Ребенок успокоился. Скоро у Лерке зазвонит будильник; у самого Лерке до сих пор есть работа. На углу остановился грузовик; Гешке услышал, что с него спрыгивают люди; он услышал тяжелые шаги. Шаги остановились перед их домом; входная дверь шумно распахнулась. Мария внезапно поднялась на постели. Шаги громыхали по лестнице; похоже, что полиция. Нет, эти были еще похлеще полиции — хлопали дверьми, барабанили кулаками, стучали сапогами. Остановились этажом ниже, ну да, конечно, у Трибеля. Одним ударом вышибли дверь. Послышался треск разбитых, разломанных вещей, женский крик.

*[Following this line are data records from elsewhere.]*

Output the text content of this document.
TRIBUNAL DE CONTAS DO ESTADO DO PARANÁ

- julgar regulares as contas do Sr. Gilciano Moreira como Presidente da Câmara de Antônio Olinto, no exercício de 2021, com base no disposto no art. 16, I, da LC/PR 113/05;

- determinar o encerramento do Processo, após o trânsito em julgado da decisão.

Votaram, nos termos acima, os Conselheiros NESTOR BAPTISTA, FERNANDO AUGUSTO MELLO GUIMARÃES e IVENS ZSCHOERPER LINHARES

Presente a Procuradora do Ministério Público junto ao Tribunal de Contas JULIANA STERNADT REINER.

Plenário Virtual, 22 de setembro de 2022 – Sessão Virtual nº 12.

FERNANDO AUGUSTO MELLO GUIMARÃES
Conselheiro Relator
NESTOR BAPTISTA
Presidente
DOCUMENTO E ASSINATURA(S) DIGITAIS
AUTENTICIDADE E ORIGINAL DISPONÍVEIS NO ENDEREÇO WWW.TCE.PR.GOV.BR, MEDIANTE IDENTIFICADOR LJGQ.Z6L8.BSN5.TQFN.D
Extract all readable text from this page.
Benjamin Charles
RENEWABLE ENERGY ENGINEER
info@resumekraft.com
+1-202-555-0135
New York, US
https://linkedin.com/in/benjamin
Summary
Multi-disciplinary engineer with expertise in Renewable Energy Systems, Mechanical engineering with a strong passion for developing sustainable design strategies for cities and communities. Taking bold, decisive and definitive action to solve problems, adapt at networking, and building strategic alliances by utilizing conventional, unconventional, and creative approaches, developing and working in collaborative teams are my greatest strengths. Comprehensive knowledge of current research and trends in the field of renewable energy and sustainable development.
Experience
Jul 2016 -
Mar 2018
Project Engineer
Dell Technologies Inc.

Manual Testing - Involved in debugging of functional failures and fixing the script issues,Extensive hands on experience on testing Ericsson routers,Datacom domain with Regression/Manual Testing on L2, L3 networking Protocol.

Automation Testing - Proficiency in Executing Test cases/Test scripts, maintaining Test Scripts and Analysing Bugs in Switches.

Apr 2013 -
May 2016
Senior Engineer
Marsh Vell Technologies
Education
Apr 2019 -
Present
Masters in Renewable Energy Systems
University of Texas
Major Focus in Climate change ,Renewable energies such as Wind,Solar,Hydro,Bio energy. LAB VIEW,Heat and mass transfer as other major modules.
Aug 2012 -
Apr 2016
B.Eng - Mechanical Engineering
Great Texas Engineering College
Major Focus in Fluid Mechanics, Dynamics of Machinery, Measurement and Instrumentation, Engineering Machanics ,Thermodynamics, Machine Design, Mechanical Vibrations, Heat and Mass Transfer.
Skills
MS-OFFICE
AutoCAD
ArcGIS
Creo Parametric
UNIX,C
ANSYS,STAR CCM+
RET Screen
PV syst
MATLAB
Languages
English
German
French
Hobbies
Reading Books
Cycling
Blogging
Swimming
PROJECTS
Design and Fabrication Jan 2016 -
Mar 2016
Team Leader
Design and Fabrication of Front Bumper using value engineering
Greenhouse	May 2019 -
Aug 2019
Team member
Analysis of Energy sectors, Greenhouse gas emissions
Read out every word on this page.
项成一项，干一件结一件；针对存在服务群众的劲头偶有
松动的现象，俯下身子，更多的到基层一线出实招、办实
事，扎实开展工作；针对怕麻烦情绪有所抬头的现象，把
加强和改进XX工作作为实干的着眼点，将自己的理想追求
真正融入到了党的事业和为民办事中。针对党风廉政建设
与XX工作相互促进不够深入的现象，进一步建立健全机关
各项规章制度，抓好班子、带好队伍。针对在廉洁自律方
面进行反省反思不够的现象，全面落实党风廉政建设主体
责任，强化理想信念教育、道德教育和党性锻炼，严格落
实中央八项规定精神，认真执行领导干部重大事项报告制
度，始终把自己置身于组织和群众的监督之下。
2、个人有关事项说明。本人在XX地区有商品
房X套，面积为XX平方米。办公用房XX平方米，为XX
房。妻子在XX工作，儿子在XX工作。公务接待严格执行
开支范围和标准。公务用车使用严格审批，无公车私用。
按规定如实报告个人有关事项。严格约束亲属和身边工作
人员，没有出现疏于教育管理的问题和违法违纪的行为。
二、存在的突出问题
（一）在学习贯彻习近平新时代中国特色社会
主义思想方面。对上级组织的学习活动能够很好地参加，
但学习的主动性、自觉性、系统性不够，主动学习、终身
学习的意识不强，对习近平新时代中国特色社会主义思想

Изо всех дверей на лестницу выбежали люди. Мария вскочила с постели.
Стоя на пороге кухни, Гешке видел, как штурмовики гнали вниз Трибеля. Один из штурмовиков выкручивал руки жене Трибеля; она вцепилась зубами ему в мундир, а он крутил ей руки, пока у нее не подогнулись колени и она не упала. Машина штурмовиков тронулась. Изо всех окон высовывались люди. Люди толпились на лестнице. Что случилось? Эти гады в коричневых рубахах выуживают из домов кого им вздумается и попросту пихают в свой грузовик, да еще командуют и держат себя как главное начальство. У них-де полицейские полномочия. А еще на прошлой неделе им бы на этой улице головы проломили, вздумай они ворваться к кому-нибудь. Откуда у них вдруг взялись такие права? Почему им побоялись пробить головы? Почему весь дом не бросился на помощь Трибелю? Мало ли бывало стычек, в никого не пугали дубинки и револьверы полицейских.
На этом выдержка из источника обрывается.